The Boolean Expression $$(p \wedge \sim q) \vee q \vee (\sim p \wedge q)$$ is equivalent to

We have to simplify the Boolean expression $$E=(p \wedge \sim q)\; \vee\; q\; \vee\; (\sim p \wedge q)$$ and compare the result with the four alternatives.

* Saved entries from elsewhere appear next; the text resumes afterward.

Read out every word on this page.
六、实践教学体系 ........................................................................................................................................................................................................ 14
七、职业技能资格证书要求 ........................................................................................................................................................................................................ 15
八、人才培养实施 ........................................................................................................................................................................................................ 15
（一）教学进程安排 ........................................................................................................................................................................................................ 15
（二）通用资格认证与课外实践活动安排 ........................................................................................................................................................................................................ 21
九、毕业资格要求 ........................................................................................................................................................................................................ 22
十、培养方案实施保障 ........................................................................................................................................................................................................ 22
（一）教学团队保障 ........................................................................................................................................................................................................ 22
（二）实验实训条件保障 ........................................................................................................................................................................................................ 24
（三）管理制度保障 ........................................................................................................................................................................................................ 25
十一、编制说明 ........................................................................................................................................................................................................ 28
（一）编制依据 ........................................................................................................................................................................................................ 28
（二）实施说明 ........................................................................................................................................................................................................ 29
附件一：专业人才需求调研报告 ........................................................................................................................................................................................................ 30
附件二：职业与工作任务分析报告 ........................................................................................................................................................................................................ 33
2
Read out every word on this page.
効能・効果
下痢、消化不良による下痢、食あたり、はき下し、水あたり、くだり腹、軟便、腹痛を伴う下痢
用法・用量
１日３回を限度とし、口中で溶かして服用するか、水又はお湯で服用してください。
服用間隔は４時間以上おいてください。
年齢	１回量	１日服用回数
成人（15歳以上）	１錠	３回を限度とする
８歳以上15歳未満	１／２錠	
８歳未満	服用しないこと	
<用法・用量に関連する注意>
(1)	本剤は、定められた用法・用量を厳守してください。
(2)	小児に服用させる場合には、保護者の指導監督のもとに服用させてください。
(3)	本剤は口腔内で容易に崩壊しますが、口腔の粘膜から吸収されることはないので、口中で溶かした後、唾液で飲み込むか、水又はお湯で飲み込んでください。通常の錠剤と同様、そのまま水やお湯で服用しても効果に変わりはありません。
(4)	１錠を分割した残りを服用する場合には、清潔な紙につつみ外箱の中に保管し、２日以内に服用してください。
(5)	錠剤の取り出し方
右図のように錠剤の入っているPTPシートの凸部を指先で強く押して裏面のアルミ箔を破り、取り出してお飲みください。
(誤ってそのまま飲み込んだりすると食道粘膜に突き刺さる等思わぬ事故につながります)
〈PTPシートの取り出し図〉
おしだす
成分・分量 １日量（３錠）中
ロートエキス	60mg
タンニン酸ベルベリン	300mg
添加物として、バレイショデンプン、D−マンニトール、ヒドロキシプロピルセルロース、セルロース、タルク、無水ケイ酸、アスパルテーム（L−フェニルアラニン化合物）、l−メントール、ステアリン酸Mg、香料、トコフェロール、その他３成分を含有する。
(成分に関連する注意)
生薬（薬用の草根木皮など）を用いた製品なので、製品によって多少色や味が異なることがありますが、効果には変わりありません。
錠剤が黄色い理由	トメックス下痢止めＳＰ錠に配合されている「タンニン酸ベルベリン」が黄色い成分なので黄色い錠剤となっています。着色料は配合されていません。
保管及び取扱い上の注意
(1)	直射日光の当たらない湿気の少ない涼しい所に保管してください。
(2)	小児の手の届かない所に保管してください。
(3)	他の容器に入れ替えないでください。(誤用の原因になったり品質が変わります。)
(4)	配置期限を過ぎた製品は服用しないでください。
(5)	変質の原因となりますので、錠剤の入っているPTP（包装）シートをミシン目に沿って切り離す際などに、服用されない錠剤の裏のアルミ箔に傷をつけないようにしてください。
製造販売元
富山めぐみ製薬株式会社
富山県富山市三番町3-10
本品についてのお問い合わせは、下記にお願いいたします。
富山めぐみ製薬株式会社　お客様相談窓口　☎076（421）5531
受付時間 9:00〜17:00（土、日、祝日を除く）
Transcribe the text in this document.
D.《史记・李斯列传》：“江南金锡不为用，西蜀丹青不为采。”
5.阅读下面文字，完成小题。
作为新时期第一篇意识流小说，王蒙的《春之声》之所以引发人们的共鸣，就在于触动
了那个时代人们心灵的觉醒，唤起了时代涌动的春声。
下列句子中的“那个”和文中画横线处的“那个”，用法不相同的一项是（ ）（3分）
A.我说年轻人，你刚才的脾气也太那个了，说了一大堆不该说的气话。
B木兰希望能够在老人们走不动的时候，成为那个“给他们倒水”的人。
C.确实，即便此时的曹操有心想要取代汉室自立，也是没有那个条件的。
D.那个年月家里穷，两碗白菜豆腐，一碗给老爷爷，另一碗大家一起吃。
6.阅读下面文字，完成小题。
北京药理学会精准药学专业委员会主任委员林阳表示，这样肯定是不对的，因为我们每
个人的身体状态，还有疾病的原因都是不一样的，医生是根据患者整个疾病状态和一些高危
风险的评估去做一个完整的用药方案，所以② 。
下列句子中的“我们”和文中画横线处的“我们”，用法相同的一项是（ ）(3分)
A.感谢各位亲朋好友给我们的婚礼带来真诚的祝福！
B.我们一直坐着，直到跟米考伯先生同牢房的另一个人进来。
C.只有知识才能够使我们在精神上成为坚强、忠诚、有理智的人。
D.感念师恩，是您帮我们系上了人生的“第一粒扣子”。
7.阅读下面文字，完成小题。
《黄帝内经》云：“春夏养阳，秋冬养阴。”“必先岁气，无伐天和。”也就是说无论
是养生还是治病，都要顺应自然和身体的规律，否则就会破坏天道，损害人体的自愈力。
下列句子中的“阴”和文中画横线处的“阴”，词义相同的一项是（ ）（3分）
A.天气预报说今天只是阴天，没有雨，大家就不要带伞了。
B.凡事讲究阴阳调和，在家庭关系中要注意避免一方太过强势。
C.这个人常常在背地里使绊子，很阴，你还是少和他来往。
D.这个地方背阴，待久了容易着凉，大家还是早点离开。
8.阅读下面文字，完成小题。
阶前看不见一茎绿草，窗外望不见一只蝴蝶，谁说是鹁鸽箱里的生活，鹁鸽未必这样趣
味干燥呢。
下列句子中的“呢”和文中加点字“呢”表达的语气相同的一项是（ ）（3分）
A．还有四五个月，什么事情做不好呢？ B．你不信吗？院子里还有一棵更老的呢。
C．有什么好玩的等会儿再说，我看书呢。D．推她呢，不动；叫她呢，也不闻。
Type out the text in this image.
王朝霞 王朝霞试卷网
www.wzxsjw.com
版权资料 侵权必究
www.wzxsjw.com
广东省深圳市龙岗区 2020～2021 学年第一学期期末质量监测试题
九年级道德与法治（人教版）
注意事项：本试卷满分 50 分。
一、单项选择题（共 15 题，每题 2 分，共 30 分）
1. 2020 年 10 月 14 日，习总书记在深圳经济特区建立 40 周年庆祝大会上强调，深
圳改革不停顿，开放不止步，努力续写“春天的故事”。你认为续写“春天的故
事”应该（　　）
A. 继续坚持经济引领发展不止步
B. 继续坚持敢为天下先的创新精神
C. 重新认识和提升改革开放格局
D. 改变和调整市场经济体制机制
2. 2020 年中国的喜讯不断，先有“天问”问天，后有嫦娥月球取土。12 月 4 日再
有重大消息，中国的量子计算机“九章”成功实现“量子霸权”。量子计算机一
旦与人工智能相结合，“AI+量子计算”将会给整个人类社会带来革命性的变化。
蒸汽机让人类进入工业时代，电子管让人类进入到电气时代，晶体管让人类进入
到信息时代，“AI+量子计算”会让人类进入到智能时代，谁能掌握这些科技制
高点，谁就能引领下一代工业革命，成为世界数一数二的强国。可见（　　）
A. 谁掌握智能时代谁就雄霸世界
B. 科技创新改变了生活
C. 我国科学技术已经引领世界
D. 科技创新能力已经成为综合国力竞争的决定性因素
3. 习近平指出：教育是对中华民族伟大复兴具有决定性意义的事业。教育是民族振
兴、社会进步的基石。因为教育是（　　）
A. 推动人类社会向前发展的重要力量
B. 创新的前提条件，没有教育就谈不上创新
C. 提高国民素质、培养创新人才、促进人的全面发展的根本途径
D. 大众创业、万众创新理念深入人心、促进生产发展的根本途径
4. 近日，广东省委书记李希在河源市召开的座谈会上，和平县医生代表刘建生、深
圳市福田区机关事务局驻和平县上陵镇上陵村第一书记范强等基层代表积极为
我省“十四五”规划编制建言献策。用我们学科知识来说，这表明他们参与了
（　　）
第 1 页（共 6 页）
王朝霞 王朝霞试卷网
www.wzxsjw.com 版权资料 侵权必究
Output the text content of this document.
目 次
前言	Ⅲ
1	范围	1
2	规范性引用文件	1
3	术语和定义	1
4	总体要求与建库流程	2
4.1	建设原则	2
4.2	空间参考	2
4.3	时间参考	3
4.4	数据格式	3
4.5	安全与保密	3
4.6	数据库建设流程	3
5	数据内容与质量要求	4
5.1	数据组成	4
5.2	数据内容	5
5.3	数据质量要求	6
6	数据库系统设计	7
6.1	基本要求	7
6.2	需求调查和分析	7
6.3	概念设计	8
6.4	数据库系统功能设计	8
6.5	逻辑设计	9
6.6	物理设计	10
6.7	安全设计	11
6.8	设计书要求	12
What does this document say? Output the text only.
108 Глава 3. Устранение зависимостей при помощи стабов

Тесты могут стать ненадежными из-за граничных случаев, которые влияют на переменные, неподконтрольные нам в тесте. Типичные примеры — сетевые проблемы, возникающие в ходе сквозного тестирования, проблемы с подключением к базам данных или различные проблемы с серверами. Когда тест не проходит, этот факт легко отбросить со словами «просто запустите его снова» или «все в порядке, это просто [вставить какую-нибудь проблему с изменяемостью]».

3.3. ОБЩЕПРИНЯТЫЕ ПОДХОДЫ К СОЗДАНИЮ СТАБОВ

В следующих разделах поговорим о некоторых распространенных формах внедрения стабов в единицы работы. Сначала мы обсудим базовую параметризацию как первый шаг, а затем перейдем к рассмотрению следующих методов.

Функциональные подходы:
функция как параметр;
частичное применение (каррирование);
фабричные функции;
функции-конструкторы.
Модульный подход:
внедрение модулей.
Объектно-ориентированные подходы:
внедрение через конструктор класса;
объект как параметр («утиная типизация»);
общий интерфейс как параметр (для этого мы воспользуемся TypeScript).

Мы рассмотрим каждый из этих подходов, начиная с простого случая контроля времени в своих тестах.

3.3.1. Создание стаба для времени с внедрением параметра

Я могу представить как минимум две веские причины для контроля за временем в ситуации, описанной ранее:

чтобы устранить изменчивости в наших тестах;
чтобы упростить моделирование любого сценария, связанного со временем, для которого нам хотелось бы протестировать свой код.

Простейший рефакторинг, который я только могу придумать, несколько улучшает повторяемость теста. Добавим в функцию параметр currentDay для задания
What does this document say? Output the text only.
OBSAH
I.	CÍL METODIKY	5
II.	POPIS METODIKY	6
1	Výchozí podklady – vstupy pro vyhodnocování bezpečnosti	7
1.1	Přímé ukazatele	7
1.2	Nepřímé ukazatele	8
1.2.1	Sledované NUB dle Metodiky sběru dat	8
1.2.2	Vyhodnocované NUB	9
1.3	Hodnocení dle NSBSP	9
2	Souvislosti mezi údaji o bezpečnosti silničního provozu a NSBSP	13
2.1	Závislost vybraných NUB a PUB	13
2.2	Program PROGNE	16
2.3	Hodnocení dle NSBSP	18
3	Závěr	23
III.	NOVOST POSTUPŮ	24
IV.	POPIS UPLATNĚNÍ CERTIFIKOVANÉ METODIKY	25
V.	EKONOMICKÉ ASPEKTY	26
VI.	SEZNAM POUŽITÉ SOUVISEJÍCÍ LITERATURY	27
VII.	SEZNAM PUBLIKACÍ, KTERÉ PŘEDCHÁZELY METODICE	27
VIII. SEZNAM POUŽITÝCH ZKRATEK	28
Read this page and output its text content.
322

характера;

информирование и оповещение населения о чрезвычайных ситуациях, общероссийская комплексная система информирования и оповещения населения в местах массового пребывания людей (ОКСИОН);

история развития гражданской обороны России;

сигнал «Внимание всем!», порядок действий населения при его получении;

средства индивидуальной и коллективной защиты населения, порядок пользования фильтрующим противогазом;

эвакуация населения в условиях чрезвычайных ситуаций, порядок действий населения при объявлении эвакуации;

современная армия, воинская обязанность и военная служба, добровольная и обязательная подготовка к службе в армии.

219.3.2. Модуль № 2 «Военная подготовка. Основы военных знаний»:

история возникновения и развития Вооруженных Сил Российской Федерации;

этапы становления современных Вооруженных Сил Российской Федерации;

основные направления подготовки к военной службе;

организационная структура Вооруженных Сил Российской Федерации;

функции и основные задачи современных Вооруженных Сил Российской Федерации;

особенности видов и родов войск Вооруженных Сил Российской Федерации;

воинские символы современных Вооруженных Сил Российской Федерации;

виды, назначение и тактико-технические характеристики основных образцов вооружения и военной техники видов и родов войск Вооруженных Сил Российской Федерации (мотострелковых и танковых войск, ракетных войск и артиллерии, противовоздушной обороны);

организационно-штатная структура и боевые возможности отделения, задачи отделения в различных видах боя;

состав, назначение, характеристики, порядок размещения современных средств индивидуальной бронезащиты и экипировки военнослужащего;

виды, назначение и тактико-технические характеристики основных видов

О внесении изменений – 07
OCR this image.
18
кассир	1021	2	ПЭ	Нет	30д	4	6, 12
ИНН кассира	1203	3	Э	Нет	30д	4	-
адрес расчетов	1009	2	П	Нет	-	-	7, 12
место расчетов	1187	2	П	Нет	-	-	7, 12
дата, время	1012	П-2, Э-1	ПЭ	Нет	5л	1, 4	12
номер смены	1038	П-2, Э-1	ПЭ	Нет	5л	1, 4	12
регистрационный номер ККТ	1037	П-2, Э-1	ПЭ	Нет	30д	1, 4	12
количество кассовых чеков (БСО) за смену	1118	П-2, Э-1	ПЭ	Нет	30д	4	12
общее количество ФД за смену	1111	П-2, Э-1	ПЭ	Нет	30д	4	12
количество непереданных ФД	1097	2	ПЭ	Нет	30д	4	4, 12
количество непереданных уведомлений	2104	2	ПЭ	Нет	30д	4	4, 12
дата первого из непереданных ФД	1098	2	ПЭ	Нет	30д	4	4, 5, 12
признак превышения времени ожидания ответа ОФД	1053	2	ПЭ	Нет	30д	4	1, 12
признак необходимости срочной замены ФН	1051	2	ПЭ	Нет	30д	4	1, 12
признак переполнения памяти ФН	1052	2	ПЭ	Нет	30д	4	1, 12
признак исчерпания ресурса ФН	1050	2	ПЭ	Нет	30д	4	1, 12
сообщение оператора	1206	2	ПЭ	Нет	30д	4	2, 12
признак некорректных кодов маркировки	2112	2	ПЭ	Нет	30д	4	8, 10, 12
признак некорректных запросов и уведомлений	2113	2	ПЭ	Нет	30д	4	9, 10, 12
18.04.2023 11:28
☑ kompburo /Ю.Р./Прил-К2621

Because the $$\vee$$ (OR) and $$\wedge$$ (AND) operations are both commutative and associative, we may rearrange the terms without changing the value. Thus we write

$$E \;=\; q \;\vee\; (p \wedge \sim q) \;\vee\; (\sim p \wedge q).$$

Now notice the presence of the term $$q$$ by itself and the compound term $$(\sim p \wedge q).$$ The absorption law of Boolean algebra states that

$$x \;\vee\; (y \wedge x) \;=\; x.$$

Here, let us set $$x = q$$ and $$y = \sim p.$$ Applying the absorption law, we obtain

$$q \;\vee\; (\sim p \wedge q) = q.$$

Substituting this result back into the full expression gives

$$E \;=\; q \;\vee\; (p \wedge \sim q).$$

At this stage, only two terms remain. To proceed further we invoke the distributive law, which in Boolean form states

$$a \;\vee\; (b \wedge c) \;=\; (a \vee b) \;\wedge\; (a \vee c).$$

Assigning $$a = q,\; b = p,\; c = \sim q,$$ we have

$$q \;\vee\; (p \wedge \sim q)\;=\;(q \vee p)\;\wedge\;(q \vee \sim q).$$

The expression $$(q \vee \sim q)$$ is always true (a tautology), because either $$q$$ is true or $$\sim q$$ is true. In Boolean algebra, a tautology is represented by $$1$$. Therefore,

$$(q \vee p)\;\wedge\;1 \;=\; q \vee p.$$

Since the OR operation is commutative, $$q \vee p = p \vee q.$$ Hence the completely simplified form of the original expression is

$$E = p \vee q.$$

Looking at the options provided, this matches Option A.

Hence, the correct answer is Option A.